Через несколько минут услышала:
– Мария Павловна, я готов представить вас моей бабушке – вдовствующей графине Мелани де Венессент и моим сёстрам. – Сделав было шаг, я вспомнила о саквояжах и сундуке с тканями и оглянулась на тележку. Но Гильом меня успокоил: – Не переживайте. Багаж доставят в ваши покои. Думаю, они уже готовы.
После того, как мальчик переоделся, он словно снял с себя лёгкость общения и расслабленность. Бархатная куртка, берет с элегантной складкой, заколотой блестящей брошью, и башмаки из хорошей кожи с серебряными пряжками изгнали из глаз озорство, заставили губы поджаться, спину гордо выпрямиться, плечи расправиться, а подбородок приподняться. Каникулы закончились. Виконт вернулся в свои владения.

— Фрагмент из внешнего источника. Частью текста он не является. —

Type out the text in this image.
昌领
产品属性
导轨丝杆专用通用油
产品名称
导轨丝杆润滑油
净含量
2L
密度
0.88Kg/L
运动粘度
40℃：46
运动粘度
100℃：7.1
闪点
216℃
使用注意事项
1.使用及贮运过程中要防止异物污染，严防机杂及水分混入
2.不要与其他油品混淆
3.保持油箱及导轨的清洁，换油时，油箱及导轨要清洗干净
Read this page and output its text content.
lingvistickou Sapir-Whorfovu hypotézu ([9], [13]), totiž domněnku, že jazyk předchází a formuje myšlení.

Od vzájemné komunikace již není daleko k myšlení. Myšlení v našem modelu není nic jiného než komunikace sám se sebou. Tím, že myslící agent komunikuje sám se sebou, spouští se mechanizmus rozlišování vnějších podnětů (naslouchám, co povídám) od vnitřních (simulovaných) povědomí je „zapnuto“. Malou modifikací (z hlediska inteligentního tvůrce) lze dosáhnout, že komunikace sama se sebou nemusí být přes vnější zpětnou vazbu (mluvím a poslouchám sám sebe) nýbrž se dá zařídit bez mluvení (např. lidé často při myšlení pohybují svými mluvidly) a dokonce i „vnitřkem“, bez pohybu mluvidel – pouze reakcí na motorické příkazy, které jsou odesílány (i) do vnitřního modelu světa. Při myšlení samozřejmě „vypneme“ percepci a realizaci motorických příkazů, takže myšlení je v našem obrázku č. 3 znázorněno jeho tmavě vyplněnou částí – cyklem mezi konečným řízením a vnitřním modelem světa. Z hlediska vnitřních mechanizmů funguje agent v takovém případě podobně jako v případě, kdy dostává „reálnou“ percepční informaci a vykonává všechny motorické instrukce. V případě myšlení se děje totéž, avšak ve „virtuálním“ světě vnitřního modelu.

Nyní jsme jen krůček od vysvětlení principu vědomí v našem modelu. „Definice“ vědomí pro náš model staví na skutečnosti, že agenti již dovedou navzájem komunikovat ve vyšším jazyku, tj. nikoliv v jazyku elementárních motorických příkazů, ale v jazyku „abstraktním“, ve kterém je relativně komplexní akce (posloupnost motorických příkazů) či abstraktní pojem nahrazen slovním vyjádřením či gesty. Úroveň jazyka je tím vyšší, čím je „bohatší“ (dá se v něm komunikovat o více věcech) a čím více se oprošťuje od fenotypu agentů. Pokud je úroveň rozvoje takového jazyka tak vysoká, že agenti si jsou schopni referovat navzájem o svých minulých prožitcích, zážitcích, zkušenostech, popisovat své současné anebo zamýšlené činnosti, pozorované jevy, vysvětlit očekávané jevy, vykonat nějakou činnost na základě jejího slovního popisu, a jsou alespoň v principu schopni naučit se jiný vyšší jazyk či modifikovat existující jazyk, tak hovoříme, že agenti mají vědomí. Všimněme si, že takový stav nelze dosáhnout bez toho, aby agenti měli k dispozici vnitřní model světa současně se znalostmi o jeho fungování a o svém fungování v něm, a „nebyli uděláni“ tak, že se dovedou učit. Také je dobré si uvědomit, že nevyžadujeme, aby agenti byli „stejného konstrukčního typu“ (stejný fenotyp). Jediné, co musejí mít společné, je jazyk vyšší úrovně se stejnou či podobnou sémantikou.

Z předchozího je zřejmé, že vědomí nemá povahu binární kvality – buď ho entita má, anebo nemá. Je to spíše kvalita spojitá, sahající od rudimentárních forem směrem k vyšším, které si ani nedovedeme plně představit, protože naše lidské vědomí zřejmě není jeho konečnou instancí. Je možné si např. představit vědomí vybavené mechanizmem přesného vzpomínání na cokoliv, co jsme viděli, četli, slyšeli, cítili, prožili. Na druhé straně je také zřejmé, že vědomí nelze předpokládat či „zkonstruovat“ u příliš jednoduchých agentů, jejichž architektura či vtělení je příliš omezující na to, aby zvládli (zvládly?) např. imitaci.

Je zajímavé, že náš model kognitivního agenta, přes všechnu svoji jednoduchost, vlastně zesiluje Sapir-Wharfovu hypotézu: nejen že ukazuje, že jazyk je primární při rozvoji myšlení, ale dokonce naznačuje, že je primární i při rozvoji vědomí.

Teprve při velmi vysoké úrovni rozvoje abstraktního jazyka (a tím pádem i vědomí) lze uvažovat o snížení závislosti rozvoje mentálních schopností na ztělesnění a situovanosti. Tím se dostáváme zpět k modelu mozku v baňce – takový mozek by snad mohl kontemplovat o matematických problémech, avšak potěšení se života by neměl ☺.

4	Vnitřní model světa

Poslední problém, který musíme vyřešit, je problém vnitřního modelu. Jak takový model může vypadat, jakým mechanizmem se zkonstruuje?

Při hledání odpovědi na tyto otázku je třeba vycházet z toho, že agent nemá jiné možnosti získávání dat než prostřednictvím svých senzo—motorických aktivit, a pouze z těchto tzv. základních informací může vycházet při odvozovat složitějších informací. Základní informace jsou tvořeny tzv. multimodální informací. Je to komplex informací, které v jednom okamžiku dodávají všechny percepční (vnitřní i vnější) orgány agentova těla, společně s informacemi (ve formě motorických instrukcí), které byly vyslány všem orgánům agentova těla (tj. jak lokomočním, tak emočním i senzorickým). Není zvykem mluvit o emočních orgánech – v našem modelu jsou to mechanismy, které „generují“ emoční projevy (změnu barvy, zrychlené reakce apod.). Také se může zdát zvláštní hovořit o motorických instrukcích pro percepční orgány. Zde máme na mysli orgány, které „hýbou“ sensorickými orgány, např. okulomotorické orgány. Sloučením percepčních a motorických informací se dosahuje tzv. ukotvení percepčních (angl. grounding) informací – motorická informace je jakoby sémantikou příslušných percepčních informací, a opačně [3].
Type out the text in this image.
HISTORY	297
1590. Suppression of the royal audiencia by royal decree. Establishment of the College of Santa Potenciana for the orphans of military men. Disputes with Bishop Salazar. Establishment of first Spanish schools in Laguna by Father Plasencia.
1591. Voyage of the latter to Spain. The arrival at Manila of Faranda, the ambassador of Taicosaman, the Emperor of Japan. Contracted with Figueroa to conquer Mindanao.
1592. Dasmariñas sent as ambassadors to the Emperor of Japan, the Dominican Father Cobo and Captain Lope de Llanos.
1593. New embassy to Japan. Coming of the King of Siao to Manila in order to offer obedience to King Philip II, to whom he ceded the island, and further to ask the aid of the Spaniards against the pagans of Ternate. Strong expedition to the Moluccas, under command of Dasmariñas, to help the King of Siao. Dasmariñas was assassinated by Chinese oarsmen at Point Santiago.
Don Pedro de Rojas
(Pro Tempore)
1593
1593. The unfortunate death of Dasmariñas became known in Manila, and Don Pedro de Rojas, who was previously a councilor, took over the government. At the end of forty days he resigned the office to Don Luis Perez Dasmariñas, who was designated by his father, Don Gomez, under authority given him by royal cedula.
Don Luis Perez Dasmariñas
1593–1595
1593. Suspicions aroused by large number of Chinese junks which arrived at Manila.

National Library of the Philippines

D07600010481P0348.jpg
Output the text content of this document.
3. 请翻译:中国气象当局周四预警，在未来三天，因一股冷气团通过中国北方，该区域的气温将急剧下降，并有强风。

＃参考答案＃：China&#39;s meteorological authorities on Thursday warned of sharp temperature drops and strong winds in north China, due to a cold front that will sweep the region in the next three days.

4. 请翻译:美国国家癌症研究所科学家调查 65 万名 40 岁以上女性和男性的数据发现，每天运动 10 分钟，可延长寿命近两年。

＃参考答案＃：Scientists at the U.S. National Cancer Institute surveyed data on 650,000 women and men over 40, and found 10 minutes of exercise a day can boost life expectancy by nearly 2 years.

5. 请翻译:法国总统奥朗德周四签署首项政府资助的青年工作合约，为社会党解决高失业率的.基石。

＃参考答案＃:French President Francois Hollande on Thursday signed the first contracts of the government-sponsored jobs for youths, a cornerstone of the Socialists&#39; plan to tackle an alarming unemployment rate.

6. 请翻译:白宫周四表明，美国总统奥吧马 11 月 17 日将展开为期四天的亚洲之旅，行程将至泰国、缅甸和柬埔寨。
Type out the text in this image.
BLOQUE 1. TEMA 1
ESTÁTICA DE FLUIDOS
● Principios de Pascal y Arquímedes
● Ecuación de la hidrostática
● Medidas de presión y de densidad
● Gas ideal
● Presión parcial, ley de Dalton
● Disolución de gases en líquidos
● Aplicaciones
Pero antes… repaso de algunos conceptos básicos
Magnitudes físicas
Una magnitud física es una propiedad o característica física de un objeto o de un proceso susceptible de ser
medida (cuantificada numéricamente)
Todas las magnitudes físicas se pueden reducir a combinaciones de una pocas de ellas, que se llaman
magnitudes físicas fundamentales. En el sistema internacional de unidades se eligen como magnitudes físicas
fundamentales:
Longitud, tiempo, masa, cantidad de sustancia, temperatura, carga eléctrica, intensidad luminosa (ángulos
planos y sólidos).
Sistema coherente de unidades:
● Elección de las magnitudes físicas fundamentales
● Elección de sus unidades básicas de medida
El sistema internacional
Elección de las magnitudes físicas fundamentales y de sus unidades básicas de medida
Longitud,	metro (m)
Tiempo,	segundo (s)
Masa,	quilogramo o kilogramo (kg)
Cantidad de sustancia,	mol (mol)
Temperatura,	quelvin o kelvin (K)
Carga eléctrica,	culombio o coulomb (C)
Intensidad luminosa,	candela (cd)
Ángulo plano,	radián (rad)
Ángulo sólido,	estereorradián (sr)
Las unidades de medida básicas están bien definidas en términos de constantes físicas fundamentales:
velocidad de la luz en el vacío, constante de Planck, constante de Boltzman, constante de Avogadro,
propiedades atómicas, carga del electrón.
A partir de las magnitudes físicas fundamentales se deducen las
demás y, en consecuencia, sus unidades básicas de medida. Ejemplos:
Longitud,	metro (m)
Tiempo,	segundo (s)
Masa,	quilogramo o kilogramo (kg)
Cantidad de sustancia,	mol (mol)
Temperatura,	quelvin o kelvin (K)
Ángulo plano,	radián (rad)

«Интересно, когда он настоящий?» – глядя на такое радикальное преображение, задала я себе вопрос. Мне стало чуточку жаль Гильома: какой бы титул ни носил, но он ещё ребёнок. Шалить в его возрасте нормально и даже нужно. А то держат себя в рамках, держат, а потом срываются с цепи обязанностей и обязательств, уплывая в светлую даль на корабле под белыми парусами. Бросив малолетних детей и престарелую мать.
«От такой матушки и я бы, наверное, сбежала» – подумала я, приседая в низком приветственном реверансе перед вдовствующей графиней. Спасибо памяти тела – не надо задумываться, куда руки деть и как ноги подогнуть.
Подумала, а потом одёрнула себя. Никуда бы я, всю жизнь тоскующая по маме с папой, не побежала.
Я совсем не помнила своих родителей. Бабушка расспросы и разговоры на эту тему не одобряла, заслонясь кратким:
– Погибли они.
После этих слов лицо её каменело. Не плакала, не билась в горе, но было видно, как велика её печаль по дочери и зятю.
Всего лишь раз она позволила себе заговорить, да и то… Этот рассказ был не для меня. Похоже, бабуле необходимо было выговориться. Её бедное сердце так долго и много страдало. Наверное, через слова надеялась выпустить скопившуюся боль…
– А чего это баронессу в гувернантки понесло, да ещё в такую даль? Что, в Ро́ссии женихи закончились или учить некого? Должно быть, такая слава, что только во Франкское королевство бежать осталось.
– Бабушка… – ахнул виконт от слов таких.
– Ты вообще молчи! Разговор с тобой позже будет, – графиня стукнула в пол богато изукрашенной тростью.
Голос старухи был под стать фигуре. Сухой, скрипучий. Конечно же, не было слышно скрипа при движениях графини, но мимика подтверждала, что нет больше проворства в теле и каждый жест, каждый поворот головы, каждый шаг даётся через боль. Подагра, что ли? Ну да… вон как суставы на пальцах изогнуло.
И не помогает ей ни тепло камина, возле которого восседает графиня в большом мягком кресле, ни пушистый ковёр в ногах, ни шаль, в которую кутает она измученное болезнью тело.
Но всё равно, не дело это делать больно другим, когда самой плохо.
– Ваша Сиятельство? – решилась заговорить я.
– Что тебе? – не дав себе труда быть вежливой, откликнулась бабушка виконта.
Я открыла было рот, но тут в комнату в сопровождении женщины в тёмном чепце и в таком же тёмном платье – монашка или вдова? – вошли две очаровательные девочки.
Золотые кудри как у брата, аристократичные черты лица, любопытные глазки. Держась за руки, виконтессы подошли к креслу бабушки, присели в книксене.
– Вот, баронесса, – старуха категорически не желала называть меня по имени, да и титул выговаривала с какими-то издевательскими нотками. – Познакомьтесь со своими воспитанницами: старшая – Инес, ей восемь лет, младшая –Авелин, три года. Надеюсь, вы сможете привить девочкам всё то, что сделает их в последующем достойными жёнами и матерями.